Five decades later, CUPE - like much of the Canadian labour movement - has grown to be far more representative of all Canadians. Over 60 per cent of our members are now women. Pay equity has become a corner stone of unionism. Aboriginal and racialized workers are an integral part of our union - at the grassroots level and in our leadership.

The one thing that hasn't changed, however, is what's at the core of the work we do at CUPE.


By bringing workers together in united action, unions help create fairer and more equitable workplaces. This benefits not only union members, but also raises standards for all Canadian workers and their communities. The progress CUPE and other unions have spurred over the last half century has built a prosperous middle class, who in turn support local businesses and fuel the country's economy.

We make Canada fairer for workers.

It's safe to say most Canadians agree fairness is a value we should all strive for. While it's something our society doesn't always achieve, most agree it is the ideal.

Where the real challenge lays for us is how do we achieve fairness - do we raise people up to share in prosperity and opportunity, or do you take a more cynical view and try to drag people down to a lowest common denominator?

Attempts to dismantle pensions, push down wages and benefits, abolish the very notion of job security, drown-out and silence the political voice of workers - that is the choice of the Conservative federal government, and they are supported by right-wing think tanks.

But it is not our choice.

Take for example the recent deluge of reports on the state of pensions in Canada. Through manipulated data and an almost religious devotion to the "gold-plated pensions" mantra, right-wing think tanks have tried to portray defined benefit pensions plans - particularly those of public sector workers - as unaffordable and extravagant.

The average retirement income of a CUPE member with a workplace pension is $18,000 per year.

It's worth repeating what some call extravagant - $18,000 a year, after a 30-year career of making contributions to the plan with each and every pay cheque.

But unfortunately, for more than 11 million Canadians without a workplace pension, a decent and fair retirement income is a far off dream.

Expanding the Canada Pension Plan would help address the 6-out-of-10 workers with no workplace plan. Gradual increases to CPP contributions could mean doubling benefits. It's the most effective and affordable way to tackle retirement income insecurity.

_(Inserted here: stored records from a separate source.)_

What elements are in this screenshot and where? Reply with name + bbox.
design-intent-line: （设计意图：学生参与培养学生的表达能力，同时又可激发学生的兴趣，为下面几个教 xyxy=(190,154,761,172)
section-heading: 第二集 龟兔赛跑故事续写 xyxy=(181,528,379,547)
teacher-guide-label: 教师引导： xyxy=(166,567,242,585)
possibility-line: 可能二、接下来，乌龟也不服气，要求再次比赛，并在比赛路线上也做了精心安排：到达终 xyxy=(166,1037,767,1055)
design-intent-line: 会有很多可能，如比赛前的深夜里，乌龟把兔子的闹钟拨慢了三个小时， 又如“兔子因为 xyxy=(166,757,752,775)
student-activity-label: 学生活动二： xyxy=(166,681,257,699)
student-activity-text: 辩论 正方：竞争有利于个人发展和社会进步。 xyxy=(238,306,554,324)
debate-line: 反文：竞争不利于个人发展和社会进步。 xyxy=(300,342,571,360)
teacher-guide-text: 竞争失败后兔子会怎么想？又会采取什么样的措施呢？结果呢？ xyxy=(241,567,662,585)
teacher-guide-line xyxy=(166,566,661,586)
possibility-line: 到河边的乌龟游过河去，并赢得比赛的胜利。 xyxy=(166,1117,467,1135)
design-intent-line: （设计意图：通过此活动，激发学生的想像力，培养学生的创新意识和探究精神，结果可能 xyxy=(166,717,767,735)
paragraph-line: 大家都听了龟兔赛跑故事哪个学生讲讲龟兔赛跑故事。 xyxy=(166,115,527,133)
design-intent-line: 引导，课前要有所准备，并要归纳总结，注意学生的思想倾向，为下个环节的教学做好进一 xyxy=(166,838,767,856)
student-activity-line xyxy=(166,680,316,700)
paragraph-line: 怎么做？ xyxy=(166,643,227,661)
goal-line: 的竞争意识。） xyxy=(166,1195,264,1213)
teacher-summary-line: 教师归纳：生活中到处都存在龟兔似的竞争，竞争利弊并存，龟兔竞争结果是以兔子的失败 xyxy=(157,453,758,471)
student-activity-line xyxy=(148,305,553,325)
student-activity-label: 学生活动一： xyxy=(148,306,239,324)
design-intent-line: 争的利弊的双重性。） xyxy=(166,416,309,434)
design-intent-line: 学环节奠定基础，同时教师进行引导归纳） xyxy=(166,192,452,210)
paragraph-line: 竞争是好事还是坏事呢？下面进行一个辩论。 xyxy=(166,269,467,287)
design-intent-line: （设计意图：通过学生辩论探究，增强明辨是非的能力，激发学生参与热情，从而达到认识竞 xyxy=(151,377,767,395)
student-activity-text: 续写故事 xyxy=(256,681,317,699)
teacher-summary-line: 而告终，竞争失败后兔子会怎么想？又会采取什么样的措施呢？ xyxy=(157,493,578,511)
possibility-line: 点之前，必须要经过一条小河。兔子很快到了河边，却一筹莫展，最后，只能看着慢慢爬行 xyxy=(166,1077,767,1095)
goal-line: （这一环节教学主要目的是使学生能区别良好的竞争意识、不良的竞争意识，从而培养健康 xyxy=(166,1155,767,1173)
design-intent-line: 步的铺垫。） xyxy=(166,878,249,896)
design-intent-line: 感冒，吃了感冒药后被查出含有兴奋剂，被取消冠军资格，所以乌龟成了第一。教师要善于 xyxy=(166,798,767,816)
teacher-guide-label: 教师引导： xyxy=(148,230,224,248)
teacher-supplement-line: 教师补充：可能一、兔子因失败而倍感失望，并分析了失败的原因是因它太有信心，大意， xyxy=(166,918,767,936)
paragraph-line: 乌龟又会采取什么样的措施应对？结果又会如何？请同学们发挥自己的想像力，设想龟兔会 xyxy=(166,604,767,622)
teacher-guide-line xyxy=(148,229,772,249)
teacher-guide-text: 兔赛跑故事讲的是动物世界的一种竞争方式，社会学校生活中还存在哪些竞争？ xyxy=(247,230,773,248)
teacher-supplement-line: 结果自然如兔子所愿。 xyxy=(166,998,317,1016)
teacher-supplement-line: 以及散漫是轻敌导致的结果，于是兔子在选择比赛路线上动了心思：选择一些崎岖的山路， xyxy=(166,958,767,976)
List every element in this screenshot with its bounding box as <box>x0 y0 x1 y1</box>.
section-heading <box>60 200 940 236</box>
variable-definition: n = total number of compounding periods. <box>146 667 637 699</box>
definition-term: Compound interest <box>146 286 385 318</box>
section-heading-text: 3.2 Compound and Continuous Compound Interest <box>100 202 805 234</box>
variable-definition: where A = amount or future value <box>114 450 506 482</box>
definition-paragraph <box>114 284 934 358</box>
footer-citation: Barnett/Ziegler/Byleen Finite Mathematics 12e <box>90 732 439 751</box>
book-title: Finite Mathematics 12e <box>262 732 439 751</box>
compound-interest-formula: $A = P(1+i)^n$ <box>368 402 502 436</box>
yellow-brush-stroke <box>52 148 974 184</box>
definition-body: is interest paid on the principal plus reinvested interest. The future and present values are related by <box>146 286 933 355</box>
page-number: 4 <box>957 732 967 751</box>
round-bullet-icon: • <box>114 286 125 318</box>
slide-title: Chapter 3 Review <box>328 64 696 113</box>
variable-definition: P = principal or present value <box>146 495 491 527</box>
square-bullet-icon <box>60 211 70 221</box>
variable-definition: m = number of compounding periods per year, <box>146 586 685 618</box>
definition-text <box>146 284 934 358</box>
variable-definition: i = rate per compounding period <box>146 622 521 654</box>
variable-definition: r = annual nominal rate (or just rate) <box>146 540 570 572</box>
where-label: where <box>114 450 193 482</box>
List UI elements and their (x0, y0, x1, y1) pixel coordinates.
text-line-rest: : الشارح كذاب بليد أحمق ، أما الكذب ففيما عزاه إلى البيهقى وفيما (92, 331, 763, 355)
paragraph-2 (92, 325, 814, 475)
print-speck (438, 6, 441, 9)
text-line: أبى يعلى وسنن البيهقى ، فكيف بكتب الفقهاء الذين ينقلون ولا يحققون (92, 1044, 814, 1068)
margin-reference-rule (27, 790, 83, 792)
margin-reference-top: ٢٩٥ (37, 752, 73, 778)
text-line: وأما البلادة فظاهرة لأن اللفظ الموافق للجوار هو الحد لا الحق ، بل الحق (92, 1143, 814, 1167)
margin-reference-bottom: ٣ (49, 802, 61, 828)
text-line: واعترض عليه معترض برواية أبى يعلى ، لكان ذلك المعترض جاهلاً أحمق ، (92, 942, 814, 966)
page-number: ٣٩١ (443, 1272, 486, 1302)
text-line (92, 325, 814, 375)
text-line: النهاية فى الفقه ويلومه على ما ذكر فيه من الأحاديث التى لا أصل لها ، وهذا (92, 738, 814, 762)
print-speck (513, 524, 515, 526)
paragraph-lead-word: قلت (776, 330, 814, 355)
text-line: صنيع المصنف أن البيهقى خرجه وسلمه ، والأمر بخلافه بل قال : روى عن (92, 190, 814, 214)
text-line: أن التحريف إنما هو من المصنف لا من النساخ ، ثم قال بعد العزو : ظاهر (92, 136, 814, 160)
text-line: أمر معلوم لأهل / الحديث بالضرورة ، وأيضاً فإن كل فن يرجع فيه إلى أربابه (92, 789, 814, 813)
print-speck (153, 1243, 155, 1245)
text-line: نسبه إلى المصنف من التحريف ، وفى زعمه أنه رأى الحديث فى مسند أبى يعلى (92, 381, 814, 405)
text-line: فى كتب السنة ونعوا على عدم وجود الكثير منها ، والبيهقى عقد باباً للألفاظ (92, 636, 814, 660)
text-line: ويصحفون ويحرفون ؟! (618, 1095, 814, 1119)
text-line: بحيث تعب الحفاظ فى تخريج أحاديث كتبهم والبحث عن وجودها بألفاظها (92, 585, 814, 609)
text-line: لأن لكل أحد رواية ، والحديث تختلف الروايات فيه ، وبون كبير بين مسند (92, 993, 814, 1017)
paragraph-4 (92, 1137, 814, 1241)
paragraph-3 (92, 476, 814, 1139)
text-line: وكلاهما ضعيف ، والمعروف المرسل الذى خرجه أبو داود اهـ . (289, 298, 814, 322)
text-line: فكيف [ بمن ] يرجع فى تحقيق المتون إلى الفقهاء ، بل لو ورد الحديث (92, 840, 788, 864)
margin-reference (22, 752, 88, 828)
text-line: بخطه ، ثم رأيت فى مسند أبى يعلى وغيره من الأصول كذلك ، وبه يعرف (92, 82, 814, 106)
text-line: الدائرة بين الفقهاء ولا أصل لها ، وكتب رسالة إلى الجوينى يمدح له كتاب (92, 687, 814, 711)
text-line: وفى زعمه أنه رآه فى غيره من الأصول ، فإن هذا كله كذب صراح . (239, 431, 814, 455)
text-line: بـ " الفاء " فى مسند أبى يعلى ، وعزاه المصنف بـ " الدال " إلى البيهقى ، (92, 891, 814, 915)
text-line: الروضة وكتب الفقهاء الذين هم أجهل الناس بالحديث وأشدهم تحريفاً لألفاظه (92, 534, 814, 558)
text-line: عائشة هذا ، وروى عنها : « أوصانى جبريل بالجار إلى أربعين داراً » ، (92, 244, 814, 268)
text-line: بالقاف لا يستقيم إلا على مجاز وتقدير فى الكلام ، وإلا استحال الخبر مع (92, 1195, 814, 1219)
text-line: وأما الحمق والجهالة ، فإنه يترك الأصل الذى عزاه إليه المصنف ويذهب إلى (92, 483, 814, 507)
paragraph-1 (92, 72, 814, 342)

Securing workplace defined benefit pensions for those who have them, and expanding CPP for others (with the ultimate goal of those workers one day getting their own workplace plan) is the fair thing to do.

Lowering the pension expectations for workers in unions does so even more for those without a union. Dismantling pensions, driving down wages, workplaces where managers have unilateral and arbitrary power over employees - these are the policies put forward by the Fraser Institute, Canadian Federation of Independent Businesses, Merit Canada, and many more corporate-backed think tanks.

Advocating for policies that would make all Canadians have less job security, weaker pensions, and careers relegated to low wages is in no way fair.

Ironically, these policies only hurt the interests they claim to safeguard. Fewer pension plans means more seniors relying on government assistance like the Guaranteed Income Supplement program. Workers making less means they have less money to spend at local, independent businesses.

Already we're seeing a growing gap between the incomes of the richest Canadians and the rest of us. The salaries of corporate executives have skyrocketed, while the average Canadian worker has seen a nearly negligible increase in real wages.

This inequality is hurting our economy and weakening our communities. But Canada's right-wing interests don't have any solutions, except to drag more and more workers down.

There is a better way. One based on actual fairness, with a goal to make life better for all Canadians. Negotiating better working conditions, decent wages and benefits, working with employers to build and strengthen good pension plans, advocating for policies that safeguard the interests of working people and their families - this is what CUPE does every day.

Fairness is the goal CUPE undertook 50 years ago, and we will continue to work on it, for our members and all workers, for decades to come.

Paul Moist is national president of the Canadian Union of Public Employees, Canada's largest union representing over 627,000 members. CUPE is holding its 50th anniversary convention this week in Québec City.